Is there really room for another moderate-ish Republican in the race? Suarez reports that Trump said he was the “hottest politician in America after him,” but the former president is himself running, and with DeSantis a presumptive candidate, Suarez would be an underdog in his home state.

Can he win the nomination?
Highly unlikely.

(Sam Wolfe / Bloomberg / Getty) Mike Rogers


Who is he?
Rogers is a congressman from Alabam—wait, no, sorry, that’s the other Representative Mike Rogers. This one is from Michigan and retired in 2015. He was previously an FBI agent and was head of the Intelligence Committee while on Capitol Hill.

Is he running?
He is thinking about it and has formed a group with the suitably vague name “Lead America.”

Why does he want to run?
He laid out some unassailably broad ideas for a campaign in an interview with Fox News, including a focus on innovation and civic education, but it’s hard to tell what exactly the goal is here. “This is not a vanity project for me,” he added, which, okay, sure.

Who wants him to run?
“I think the Trump, Trump-lite lane is pretty crowded,” he told Fox. “The lane that is not talking about Trump, that is talking about solutions and the way forward and what the real challenges we face—I just don’t find a lot of people in that lane.” Which, again, okay?

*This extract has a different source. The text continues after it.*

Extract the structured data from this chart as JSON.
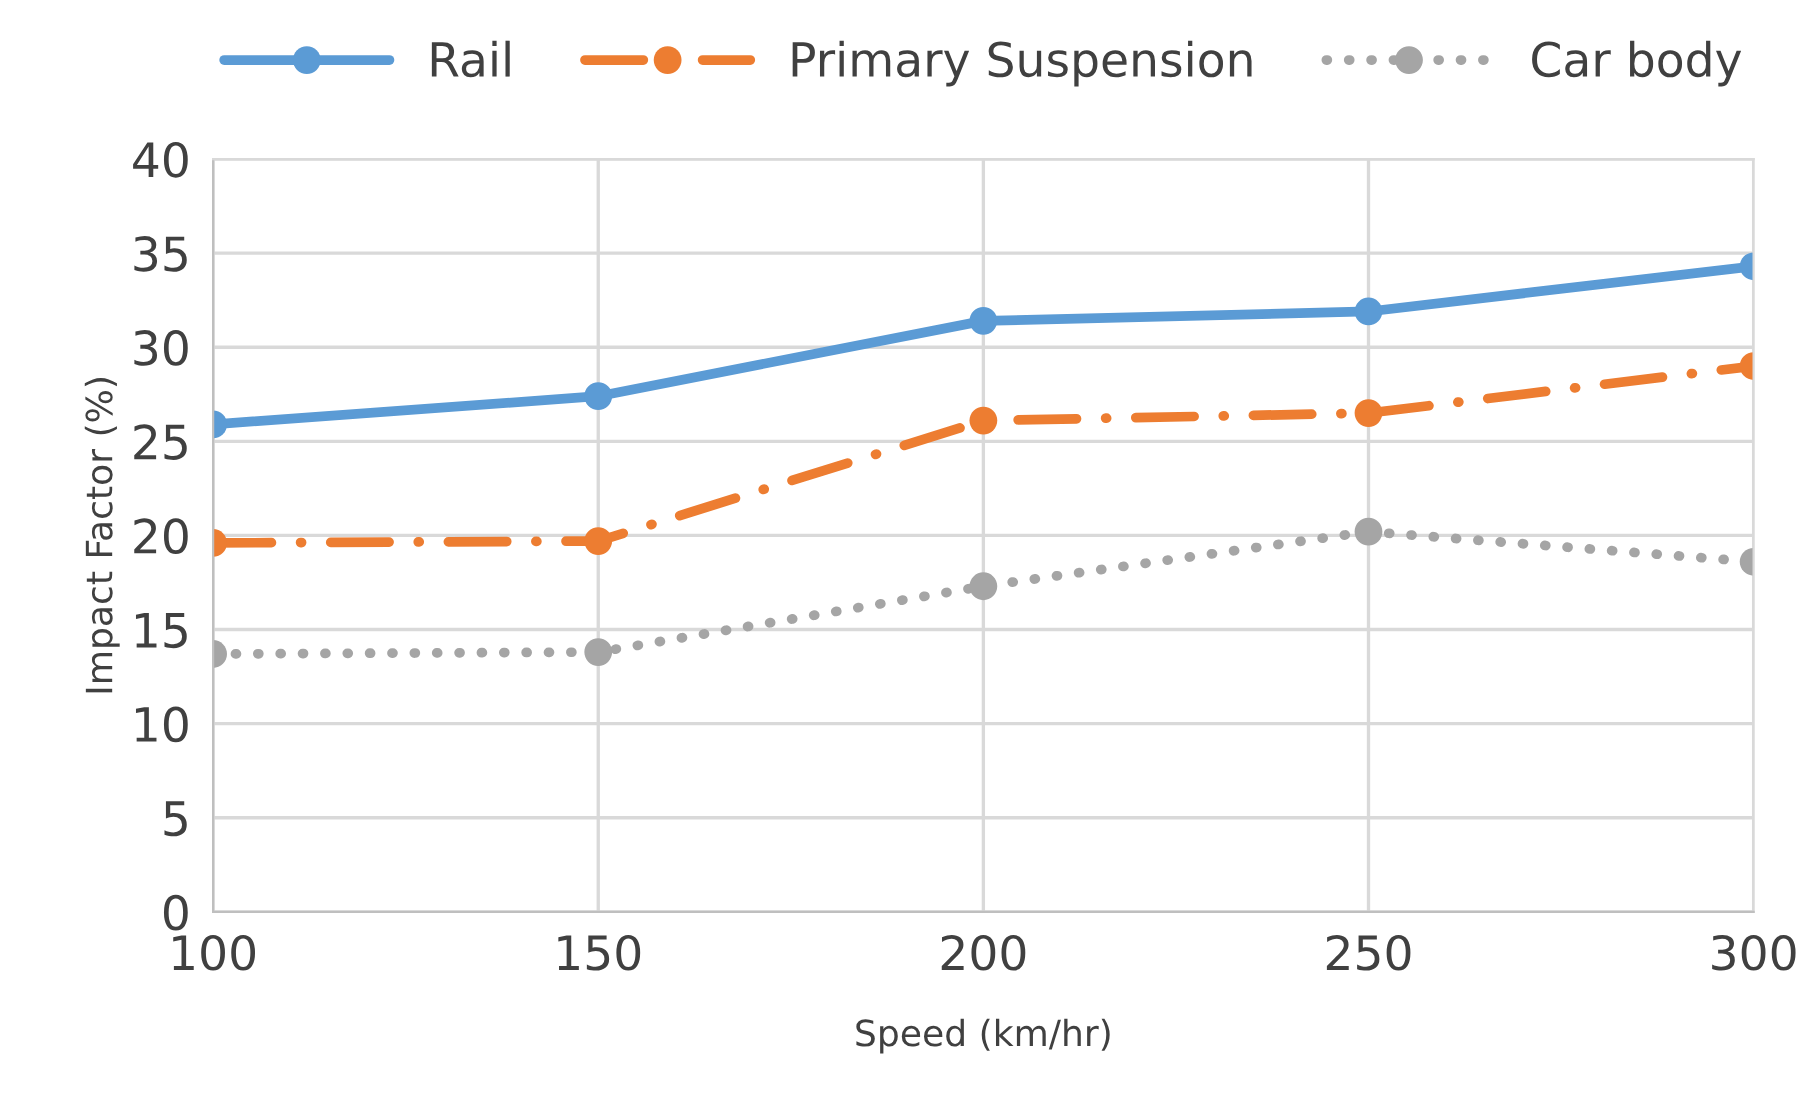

Can he win the nomination?
Nope.

(Ida Mae Astute / Getty) Chris Christie


Who is he?
What a journey this guy has had, from U.S. attorney to respected governor of New Jersey to traffic-jam laughingstock to Trump sidekick to Trump critic. Whew.

Is he running?
He really wants to, but he is “trying to figure out” if there’s a way to run against Trump and DeSantis, he told Fox News in late March. A former aide told The New York Times that Christie “wants for sure” to run.

Why does he want to run?
Anyone who runs for president once and loses wants to run again—especially if he thinks the guy who beat him is an idiot, as Christie clearly thinks about Trump. Moreover, he seems agitated to see other Republicans trying to run without criticizing Trump.

Who wants him to run?
“I’ve had a lot of interesting conversations with donors over the course of the last few weeks,” Christie has said, as is obligatory of long-shot candidates. But he doesn’t seem to have much of a campaign-in-waiting or a clear constituency.

Can he win the nomination?
Highly doubtful.

(Todd Williamson / Getty) Larry Elder


Who is he?
A longtime conservative radio host and columnist, he ran as a Republican in the unsuccessful 2021 attempt to recall California Governor Gavin Newsom.

Is he running?
Yes. He announced his campaign on Tucker Carlson’s Fox News show on April 20.

Why does he want to run?
Glad you asked! “America is in decline, but this decline is not inevitable,” he tweeted. “We can enter a new American Golden Age, but we must choose a leader who can bring us there. That’s why I’m running for President.” We don’t have any idea what that means either.

Who wants him to run?
Impossible to say at this stage, but deep-blue California is a tough launching pad for any conservative, especially an unseasoned candidate. This recall campaign also dredged up various unflattering information about his past.

Can he win the nomination?
Hope springs eternal, but probability does not.